I woke to the scent of antiseptic. It was the first thing I noticed—the sterile, almost clinical smell that filled my nostrils and made my head ache. My eyelids fluttered open, and the world around me came into focus, blurry at first, then clearer.
I was in a hospital room. A bed beneath me, soft but cold, and the rhythmic beep of a machine nearby. My heart thudded in my chest, a slow, deliberate pulse like it was trying to catch up to the panic still racing through my veins.
I was alive. I was safe.
But why wasn't Jason here?
The events rushed back. The gunshot. The cold gleam of metal. The terror in Jason's eyes. I had seen him move to protect me. Hadn't he? He had shoved me down, covered me, told me to go inside.
And then the shot. The darkness.
Where was he? Was he okay?
I tried to sit up but my body protested, aching, like every muscle had been stretched too thin. My head spun as I reached for the IV in my arm, the beeping of the heart monitor growing louder in my ears.
"Janica…"
I froze at the sound of my name. It was low, soft, familiar, and yet it sent a chill through my skin.
I turned my head slowly. There, standing in the doorway, was Jason.
His face was bruised. There was blood on his shirt—streaks of it dried along his collar, but there were no signs of injury. He was alive. But there was something in his eyes that made my breath catch.
He looked… different. The man who had shielded me just hours ago seemed somehow more haunted, like the man I had known was swallowed up by something darker.
"Jason," I whispered, my voice cracking as I tried to sit up again, this time ignoring the protest from my body. "You're alive."
"I'm not going anywhere," he replied, his voice gravelly, like it hadn't been used in hours. But there was a heaviness in his tone. A warning I didn't quite understand.
"Are you okay?" I asked, voice shaking. "What happened? Who were they?"
Jason stepped further into the room, his eyes never leaving mine. He seemed so much more tense now.
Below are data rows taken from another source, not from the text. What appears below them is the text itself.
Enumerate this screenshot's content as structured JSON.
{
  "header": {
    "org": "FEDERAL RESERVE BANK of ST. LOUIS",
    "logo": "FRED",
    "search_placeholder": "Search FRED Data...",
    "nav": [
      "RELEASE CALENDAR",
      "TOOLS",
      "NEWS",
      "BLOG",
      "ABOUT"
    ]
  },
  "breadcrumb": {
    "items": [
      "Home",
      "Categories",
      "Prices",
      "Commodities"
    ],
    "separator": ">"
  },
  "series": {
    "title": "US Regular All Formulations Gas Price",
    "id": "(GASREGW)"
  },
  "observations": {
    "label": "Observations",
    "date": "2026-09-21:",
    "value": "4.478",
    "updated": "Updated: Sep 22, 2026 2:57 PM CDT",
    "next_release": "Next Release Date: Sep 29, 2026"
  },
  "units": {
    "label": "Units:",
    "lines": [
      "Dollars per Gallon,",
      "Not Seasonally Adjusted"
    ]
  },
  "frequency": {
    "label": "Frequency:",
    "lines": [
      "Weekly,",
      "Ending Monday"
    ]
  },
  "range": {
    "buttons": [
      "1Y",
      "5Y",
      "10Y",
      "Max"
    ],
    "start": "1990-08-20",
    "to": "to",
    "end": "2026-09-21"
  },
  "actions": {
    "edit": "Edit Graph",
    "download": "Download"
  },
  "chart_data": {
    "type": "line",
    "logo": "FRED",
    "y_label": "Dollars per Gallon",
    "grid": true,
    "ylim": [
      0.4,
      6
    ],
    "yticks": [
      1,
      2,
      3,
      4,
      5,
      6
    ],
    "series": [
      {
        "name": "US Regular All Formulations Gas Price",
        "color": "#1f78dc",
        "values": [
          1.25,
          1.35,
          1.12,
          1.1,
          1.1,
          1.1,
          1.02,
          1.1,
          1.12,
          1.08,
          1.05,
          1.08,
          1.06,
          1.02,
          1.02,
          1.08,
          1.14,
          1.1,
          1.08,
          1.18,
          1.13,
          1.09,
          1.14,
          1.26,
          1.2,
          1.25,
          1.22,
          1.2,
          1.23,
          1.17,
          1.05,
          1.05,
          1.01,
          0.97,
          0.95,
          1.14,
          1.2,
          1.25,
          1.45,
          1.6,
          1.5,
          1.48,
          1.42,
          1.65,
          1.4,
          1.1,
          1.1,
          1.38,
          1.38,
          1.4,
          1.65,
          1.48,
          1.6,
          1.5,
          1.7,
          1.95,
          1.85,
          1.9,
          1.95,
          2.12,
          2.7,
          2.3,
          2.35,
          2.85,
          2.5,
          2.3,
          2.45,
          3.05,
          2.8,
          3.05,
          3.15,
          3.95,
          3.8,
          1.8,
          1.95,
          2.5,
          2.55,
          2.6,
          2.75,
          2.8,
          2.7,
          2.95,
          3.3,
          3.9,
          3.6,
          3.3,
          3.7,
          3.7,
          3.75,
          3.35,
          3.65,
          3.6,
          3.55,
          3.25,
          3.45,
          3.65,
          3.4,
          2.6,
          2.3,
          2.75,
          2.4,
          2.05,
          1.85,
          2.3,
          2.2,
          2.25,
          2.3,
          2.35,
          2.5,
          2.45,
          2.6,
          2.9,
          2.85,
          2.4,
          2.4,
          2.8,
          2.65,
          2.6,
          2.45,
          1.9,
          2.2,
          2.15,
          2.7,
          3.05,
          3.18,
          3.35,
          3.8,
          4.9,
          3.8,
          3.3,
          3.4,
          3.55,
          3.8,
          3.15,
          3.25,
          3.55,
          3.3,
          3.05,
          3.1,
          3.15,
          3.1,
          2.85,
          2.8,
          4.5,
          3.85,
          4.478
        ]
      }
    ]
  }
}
His shoulders were tight, his jaw clenched like he was holding back something.
He didn't answer right away. Instead, he moved to sit by my side, his hand hovering close to mine but not quite touching.
"I'll explain everything, Janica," he finally said, his voice low and strained. "But not here. Not now."
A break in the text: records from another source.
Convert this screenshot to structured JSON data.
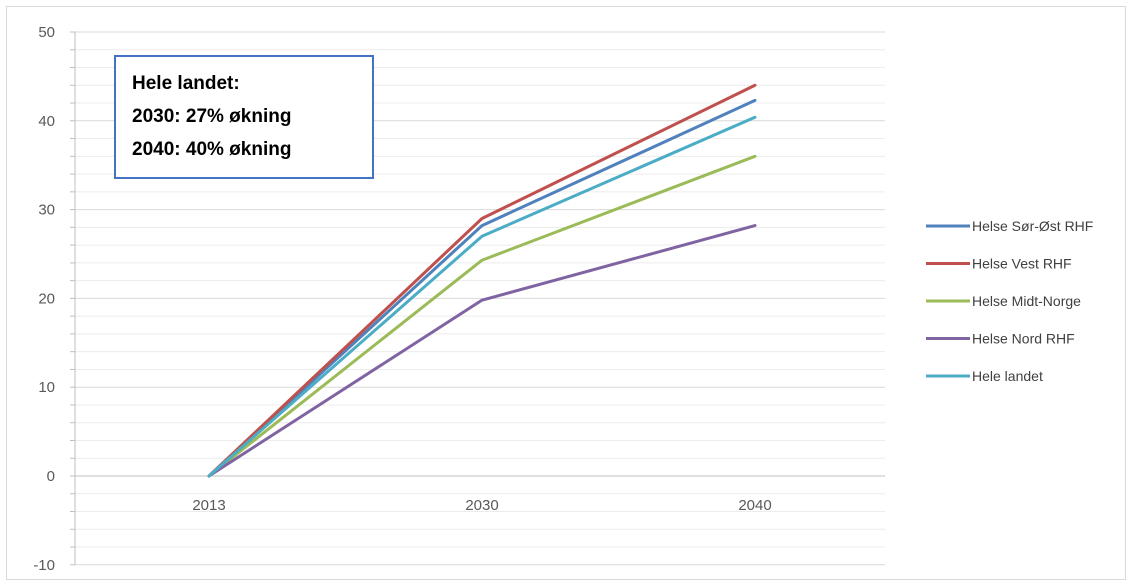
{
  "chart_data": {
    "type": "line",
    "categories": [
      "2013",
      "2030",
      "2040"
    ],
    "series": [
      {
        "name": "Helse Sør-Øst RHF",
        "color": "#4f81bd",
        "values": [
          0,
          28.2,
          42.3
        ]
      },
      {
        "name": "Helse Vest RHF",
        "color": "#c0504d",
        "values": [
          0,
          29.0,
          44.0
        ]
      },
      {
        "name": "Helse Midt-Norge",
        "color": "#9bbb59",
        "values": [
          0,
          24.3,
          36.0
        ]
      },
      {
        "name": "Helse Nord RHF",
        "color": "#8064a2",
        "values": [
          0,
          19.8,
          28.2
        ]
      },
      {
        "name": "Hele landet",
        "color": "#4bacc6",
        "values": [
          0,
          27.0,
          40.4
        ]
      }
    ],
    "ylim": [
      -10,
      50
    ],
    "yticks": [
      -10,
      0,
      10,
      20,
      30,
      40,
      50
    ],
    "grid": true,
    "legend_position": "right",
    "annotation": {
      "lines": [
        "Hele landet:",
        "2030: 27% økning",
        "2040: 40% økning"
      ],
      "border_color": "#4472c4"
    }
  }
}
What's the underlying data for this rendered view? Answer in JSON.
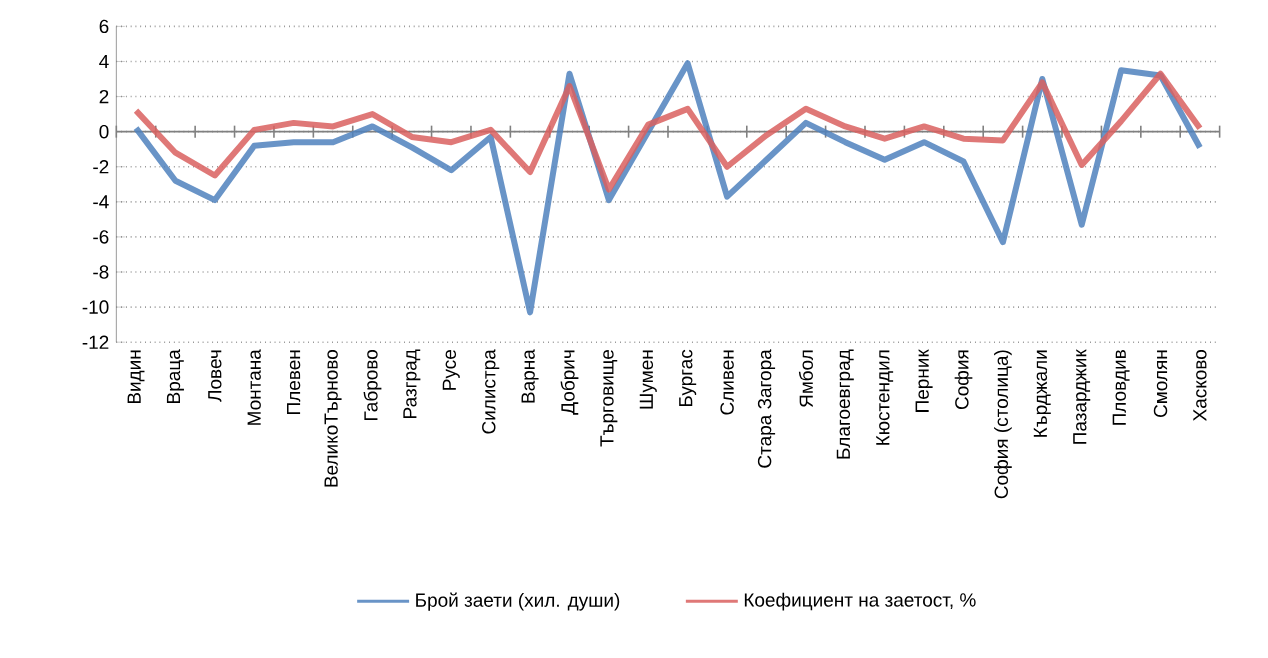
{
  "chart_data": {
    "type": "line",
    "categories": [
      "Видин",
      "Враца",
      "Ловеч",
      "Монтана",
      "Плевен",
      "ВеликоТърново",
      "Габрово",
      "Разград",
      "Русе",
      "Силистра",
      "Варна",
      "Добрич",
      "Търговище",
      "Шумен",
      "Бургас",
      "Сливен",
      "Стара Загора",
      "Ямбол",
      "Благоевград",
      "Кюстендил",
      "Перник",
      "София",
      "София (столица)",
      "Кърджали",
      "Пазарджик",
      "Пловдив",
      "Смолян",
      "Хасково"
    ],
    "series": [
      {
        "name": "Брой заети (хил. души)",
        "color": "#4f81bd",
        "values": [
          0.2,
          -2.8,
          -3.9,
          -0.8,
          -0.6,
          -0.6,
          0.3,
          -0.9,
          -2.2,
          -0.3,
          -10.3,
          3.3,
          -3.9,
          0.0,
          3.9,
          -3.7,
          -1.6,
          0.5,
          -0.6,
          -1.6,
          -0.6,
          -1.7,
          -6.3,
          3.0,
          -5.3,
          3.5,
          3.2,
          -0.9
        ]
      },
      {
        "name": "Коефициент на заетост, %",
        "color": "#d9605f",
        "values": [
          1.2,
          -1.2,
          -2.5,
          0.1,
          0.5,
          0.3,
          1.0,
          -0.3,
          -0.6,
          0.1,
          -2.3,
          2.6,
          -3.3,
          0.4,
          1.3,
          -2.0,
          -0.2,
          1.3,
          0.3,
          -0.4,
          0.3,
          -0.4,
          -0.5,
          2.8,
          -1.9,
          0.6,
          3.3,
          0.2
        ]
      }
    ],
    "ylim": [
      -12,
      6
    ],
    "yticks": [
      -12,
      -10,
      -8,
      -6,
      -4,
      -2,
      0,
      2,
      4,
      6
    ],
    "grid": "y",
    "legend": "bottom",
    "marker": "none",
    "line_style": "solid"
  }
}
My chest tightened, and I could feel the weight of his words pressing down on me. Something wasn't right. Something was off. I could feel it in my bones.
He reached for my hand, but I pulled away instinctively. I wasn't ready to forgive him yet. Not after everything that had happened. Not after he left me in the dark for so long, after everything that led me here.
He let his hand drop, his eyes softening, as if he understood my reluctance.
"I'm sorry," he said, his voice almost a whisper. "For everything. For what you've been dragged into. For… leaving."
I couldn't look at him. Not yet.
"I don't want your apologies," I said, my voice rising. "I want answers. I want to know why the hell I'm involved in this. Why they were after me. And why you think you can just walk back into my life like nothing happened."
He stood up abruptly, pacing a few steps across the room, running a hand through his hair. "It's not that simple, Janica. You're involved because—"
A loud bang cut him off. Not a door slam. Not a dropped tray.
A gunshot.
Jason's body jerked toward the hallway. His eyes widened. "Down!" he barked.
I dropped to the floor just as the door burst open.
The world exploded into chaos—screams from the nurses' station, hurried footsteps, another gunshot that splintered the air like glass.
Jason threw himself forward. The metallic flash of a gun. A figure in black. The scent of gunpowder.
And then—
Pain.
Searing. Crippling. Like fire ripping through my shoulder.
My scream was swallowed by the third shot.
Jason roared something I couldn't hear. My vision spun as I hit the floor, blood blooming beneath me like petals.